Benefícios do uso medicinal da cannabis

“Assim começou nosso novo destino, visto que já havíamos tentado de tudo sem resultados satisfatórios e em regressão contínua do autismo apostei minha única e última chance no canabidiol (CBD)”, ressalta Aurisia que já no segundo dia de uso do medicamento a menina apresentou uma melhora significativa. 

“Minha filha dormiu sem medicação controlada, pois já estava fazendo o desmame para que seu corpo pudesse receber o canabidiol limpo de impurezas medicamentosas.”

A mãe revela também que Elisa, que fazia suas necessidades fisiológicas na roupa, pediu pela primeira vez para usar o sanitário, e o fez muito bem. “Desde o segundo dia usando o CBD, Elisa nunca mais fez suas necessidades na roupa, mesmo em viagens.”

Outros pontos positivos do tratamento com o uso medicinal da cannabis foram o controle da impulsividade alimentar, a resposta imediata aos comandos, a qualidade do sono da menina, que dorme sem efeito de drogas controladas, e a frequência em sala de aula de uma escola convencional.

Regulamentação, pesquisa, preconceito e superação

No Brasil, o uso medicinal da cannabis caminha a passos lentos, prejudicando todos aqueles que necessitam deste tipo de tratamento de forma segura, justa e abrangente. Por isso, para Aurisia, é necessário ouvir a população antes de tomar qualquer tipo de decisão.

“É preciso haver um plebiscito e, mesmo acreditando que as pessoas seriam contra a democratização da maconha, mesmo que para fins medicinais, é preciso deixar de lado o egoísmo e olhar para as pessoas com amor, pois o amor é livre e só se sabe o que é necessidade quando está nela.”

Aurisia diz ainda que democratizar requer muito conhecimento, aceitação, é um trabalho inverso do que se tem feito nestes anos de marginalização da cannabis e somente a pesquisa e a ciência poderão reverter este cenário.

“Lobotomia, lavagem cerebral, não sei o que é, o que sei é que a cannabis mudou nossa vida”, salienta a mãe ao explicar que no Brasil o cenário proibicionista vem de uma cultura onde alguns governantes, médicos e parte da indústria farmacêutica são corruptos, mantendo a população refém de seus interesses financeiros.

Quando questionada sobre se houve ou não preconceito por parte de seus familiares e amigos quando iniciou o tratamento com os derivados da cannabis, popularmente conhecida como maconha, Aurisia enfatiza:

“No início sim, sou evangélica, e meus irmãos em Cristo me incentivaram a fazer o uso porque viram que eu fiz tudo dentro da medicina comum possível e nada resolveu, mas fora do meu convívio sempre sou apontada como uma defensora de maconheiro o que não tem nada a ver com a pauta em si.”

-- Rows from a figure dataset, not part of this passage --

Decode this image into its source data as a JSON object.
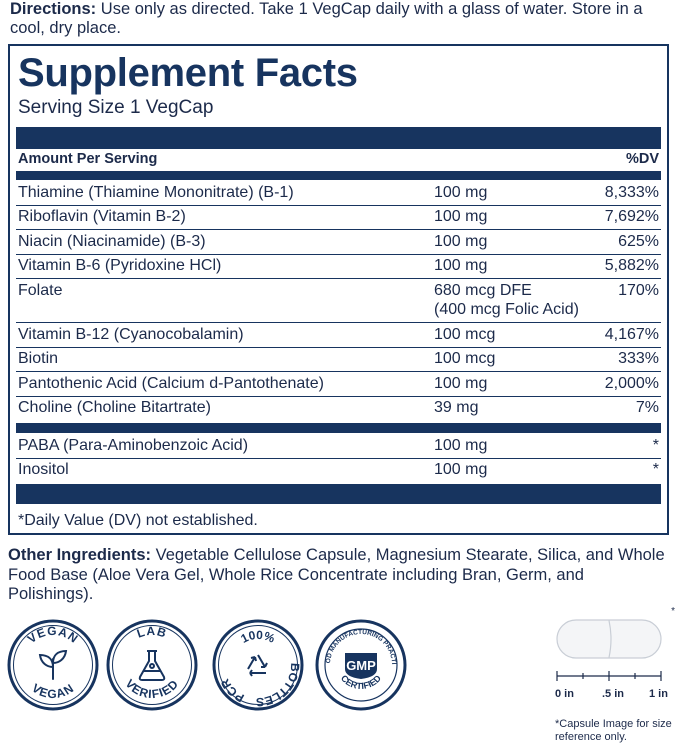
{
  "directions": {
    "label": "Directions:",
    "text": " Use only as directed. Take 1 VegCap daily with a glass of water. Store in a cool, dry place."
  },
  "facts": {
    "title": "Supplement Facts",
    "serving": "Serving Size 1 VegCap",
    "header_left": "Amount Per Serving",
    "header_right": "%DV",
    "rows": [
      {
        "name": "Thiamine (Thiamine Mononitrate) (B-1)",
        "amount": "100 mg",
        "dv": "8,333%"
      },
      {
        "name": "Riboflavin (Vitamin B-2)",
        "amount": "100 mg",
        "dv": "7,692%"
      },
      {
        "name": "Niacin (Niacinamide) (B-3)",
        "amount": "100 mg",
        "dv": "625%"
      },
      {
        "name": "Vitamin B-6 (Pyridoxine HCl)",
        "amount": "100 mg",
        "dv": "5,882%"
      },
      {
        "name": "Folate",
        "amount": "680 mcg DFE",
        "amount2": "(400 mcg Folic Acid)",
        "dv": "170%"
      },
      {
        "name": "Vitamin B-12 (Cyanocobalamin)",
        "amount": "100 mcg",
        "dv": "4,167%"
      },
      {
        "name": "Biotin",
        "amount": "100 mcg",
        "dv": "333%"
      },
      {
        "name": "Pantothenic Acid (Calcium d-Pantothenate)",
        "amount": "100 mg",
        "dv": "2,000%"
      },
      {
        "name": "Choline (Choline Bitartrate)",
        "amount": "39 mg",
        "dv": "7%"
      },
      {
        "name": "PABA (Para-Aminobenzoic Acid)",
        "amount": "100 mg",
        "dv": "*"
      },
      {
        "name": "Inositol",
        "amount": "100 mg",
        "dv": "*"
      }
    ],
    "footnote": "*Daily Value (DV) not established."
  },
  "other_ingredients": {
    "label": "Other Ingredients:",
    "text": " Vegetable Cellulose Capsule, Magnesium Stearate, Silica, and Whole Food Base (Aloe Vera Gel, Whole Rice Concentrate including Bran, Germ, and Polishings)."
  },
  "badges": {
    "vegan": {
      "top": "VEGAN",
      "bottom": "VEGAN",
      "icon": "leaf-icon"
    },
    "lab": {
      "top": "LAB",
      "bottom": "VERIFIED",
      "icon": "flask-icon"
    },
    "pcr": {
      "top": "100%",
      "left": "PCR",
      "right": "BOTTLES",
      "icon": "recycle-icon"
    },
    "gmp": {
      "ring_top": "GOOD MANUFACTURING PRACTICE",
      "center": "GMP",
      "bottom": "CERTIFIED"
    }
  },
  "capsule": {
    "asterisk": "*",
    "scale": [
      "0 in",
      ".5 in",
      "1 in"
    ],
    "note": "*Capsule Image for size reference only."
  },
  "colors": {
    "navy": "#17345f",
    "text": "#1c2a4a"
  }
}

A história da menina Elisa e da mãe, Aurisia, é apenas mais uma dentre as várias existentes, das quais o uso da cannabis mudou a vida de pessoas que sofreram por muito tempo sem apoio e, por isso, é importante ressaltar que “sem a maconha, talvez minha filha já teria até me matado” disse a mãe.

https://twitter.com/OficialSechat/status/1626259670821117955

“O canabidiol nos trouxe tanta esperança e isso, é maravilhoso. Houve dias em que devido à minha luta desejei o suicídio, fugir de casa, mas agora eu tenho pressa para que outras pessoas conheçam esse milagre da natureza que o próprio Deus criou. Na bíblia, ele diz que as plantas são para cura dos povos e a cannabis é uma dessas plantas, nada mais nem menos", conclui.